Une mèche de cheveux tombée d’on ne sait où

Un crâne qui se dévêt d’un bout de sa jeunesse

Et j’effleure mes chagrins d’une main bête et lente.

Les lèvres collées là au froid de la fenêtre

Les sourires embués sur le carreau qui gèle

Le souffle dans les reins d’un énième fantôme.

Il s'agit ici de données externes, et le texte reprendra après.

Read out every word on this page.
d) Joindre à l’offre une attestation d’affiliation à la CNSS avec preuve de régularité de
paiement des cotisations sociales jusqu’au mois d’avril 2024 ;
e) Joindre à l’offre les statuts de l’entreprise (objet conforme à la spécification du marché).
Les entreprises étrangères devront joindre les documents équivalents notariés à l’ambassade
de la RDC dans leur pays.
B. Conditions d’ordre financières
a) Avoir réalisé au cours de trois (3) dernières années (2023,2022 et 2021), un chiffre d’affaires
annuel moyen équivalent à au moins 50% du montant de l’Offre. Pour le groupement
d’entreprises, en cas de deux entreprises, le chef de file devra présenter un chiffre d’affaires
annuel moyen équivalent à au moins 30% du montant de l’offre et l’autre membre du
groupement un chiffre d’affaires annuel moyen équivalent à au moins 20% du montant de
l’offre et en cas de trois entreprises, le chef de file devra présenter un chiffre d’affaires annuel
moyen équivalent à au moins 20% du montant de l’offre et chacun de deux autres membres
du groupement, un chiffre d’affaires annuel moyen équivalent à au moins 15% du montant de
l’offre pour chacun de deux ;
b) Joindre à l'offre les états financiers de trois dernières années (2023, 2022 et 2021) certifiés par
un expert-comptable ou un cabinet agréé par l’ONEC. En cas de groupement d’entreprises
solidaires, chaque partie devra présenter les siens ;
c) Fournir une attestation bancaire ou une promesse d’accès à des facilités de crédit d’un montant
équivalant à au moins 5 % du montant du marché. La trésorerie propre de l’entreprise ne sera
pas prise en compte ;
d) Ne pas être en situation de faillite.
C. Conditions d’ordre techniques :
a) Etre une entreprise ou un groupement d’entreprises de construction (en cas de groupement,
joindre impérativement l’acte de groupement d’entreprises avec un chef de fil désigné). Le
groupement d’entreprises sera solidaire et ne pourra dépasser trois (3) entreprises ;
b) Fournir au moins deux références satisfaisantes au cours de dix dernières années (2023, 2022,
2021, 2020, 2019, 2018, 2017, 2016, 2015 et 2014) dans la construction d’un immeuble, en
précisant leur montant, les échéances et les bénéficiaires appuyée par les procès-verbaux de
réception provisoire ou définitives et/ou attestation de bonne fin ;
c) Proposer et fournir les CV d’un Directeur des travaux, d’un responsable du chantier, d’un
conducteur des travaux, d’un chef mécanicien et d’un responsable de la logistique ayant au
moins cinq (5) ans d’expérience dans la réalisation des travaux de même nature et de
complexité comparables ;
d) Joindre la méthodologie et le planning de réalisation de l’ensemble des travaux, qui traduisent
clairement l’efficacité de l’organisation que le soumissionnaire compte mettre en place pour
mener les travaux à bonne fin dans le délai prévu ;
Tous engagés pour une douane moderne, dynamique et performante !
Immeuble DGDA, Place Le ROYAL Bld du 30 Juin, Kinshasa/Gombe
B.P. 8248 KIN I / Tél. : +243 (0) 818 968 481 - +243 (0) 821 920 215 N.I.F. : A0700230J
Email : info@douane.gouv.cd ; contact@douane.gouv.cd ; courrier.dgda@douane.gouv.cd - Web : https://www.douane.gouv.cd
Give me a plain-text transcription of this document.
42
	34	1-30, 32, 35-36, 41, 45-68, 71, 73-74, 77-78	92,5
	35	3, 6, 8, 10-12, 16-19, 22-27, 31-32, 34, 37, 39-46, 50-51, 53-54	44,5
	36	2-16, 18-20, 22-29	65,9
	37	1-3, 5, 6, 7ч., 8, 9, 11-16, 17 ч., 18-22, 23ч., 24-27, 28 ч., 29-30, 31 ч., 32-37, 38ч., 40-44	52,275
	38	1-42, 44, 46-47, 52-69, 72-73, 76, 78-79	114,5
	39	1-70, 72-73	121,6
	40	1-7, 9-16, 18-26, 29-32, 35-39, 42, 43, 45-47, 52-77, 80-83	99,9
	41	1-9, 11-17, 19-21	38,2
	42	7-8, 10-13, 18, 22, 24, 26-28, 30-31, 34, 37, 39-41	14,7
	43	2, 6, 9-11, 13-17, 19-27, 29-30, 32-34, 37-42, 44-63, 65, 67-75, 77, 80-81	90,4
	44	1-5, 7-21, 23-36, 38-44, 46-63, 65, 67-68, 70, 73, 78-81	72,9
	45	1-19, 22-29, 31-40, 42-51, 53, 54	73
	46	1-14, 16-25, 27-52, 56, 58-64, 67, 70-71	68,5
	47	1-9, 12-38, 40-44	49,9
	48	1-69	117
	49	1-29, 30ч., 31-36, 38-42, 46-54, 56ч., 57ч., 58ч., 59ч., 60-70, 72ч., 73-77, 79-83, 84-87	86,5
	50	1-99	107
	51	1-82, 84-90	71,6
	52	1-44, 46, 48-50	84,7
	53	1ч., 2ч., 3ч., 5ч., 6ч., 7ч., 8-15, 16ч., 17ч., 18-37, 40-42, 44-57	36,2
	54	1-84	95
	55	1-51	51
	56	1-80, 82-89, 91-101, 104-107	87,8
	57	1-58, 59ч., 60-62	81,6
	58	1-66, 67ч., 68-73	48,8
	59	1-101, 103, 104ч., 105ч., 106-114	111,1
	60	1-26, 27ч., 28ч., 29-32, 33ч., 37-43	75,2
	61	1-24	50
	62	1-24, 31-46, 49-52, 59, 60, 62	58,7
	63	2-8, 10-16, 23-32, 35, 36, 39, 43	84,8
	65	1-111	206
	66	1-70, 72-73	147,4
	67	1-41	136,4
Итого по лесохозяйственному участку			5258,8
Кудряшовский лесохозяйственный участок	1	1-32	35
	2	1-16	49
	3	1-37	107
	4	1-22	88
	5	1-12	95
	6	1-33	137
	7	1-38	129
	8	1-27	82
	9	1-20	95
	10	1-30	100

Une absence dans mon dos qui cherche sur mes reins

Un papier déchiré et l’écriture est morte

Rien ne se souvient plus et j’ai tout oublié.

Ca crève par ici, rien ne rime avec rien

Et je compte un deux trois les battements d’un cœur

Qui a perdu le goût des vieilles discussions.

Un sang salé et âpre porté en rouge à lèvre

C’est un bout de prénom qui flottait sur ma langue

Qui a claqué mes dents et habillé ma bouche.

Des bijoux arrachés à quelques souvenirs

Rouillent sans faire de bruit autour de mes doigts maigres

Et j’ai devant les yeux quelques mots qui s’émiettent

Un écran de fumée au bout d’une cigarette.

Ici, loin, quelque part, ailleurs, où sais-je encore ?

Je m’endors à l’endroit où j’ai fermé les yeux

Je ferme les paupières comme on ferme un cercueil

Une larme écrasée, la fleur du bout des yeux

Laissée là pour te plaire et pour te détester.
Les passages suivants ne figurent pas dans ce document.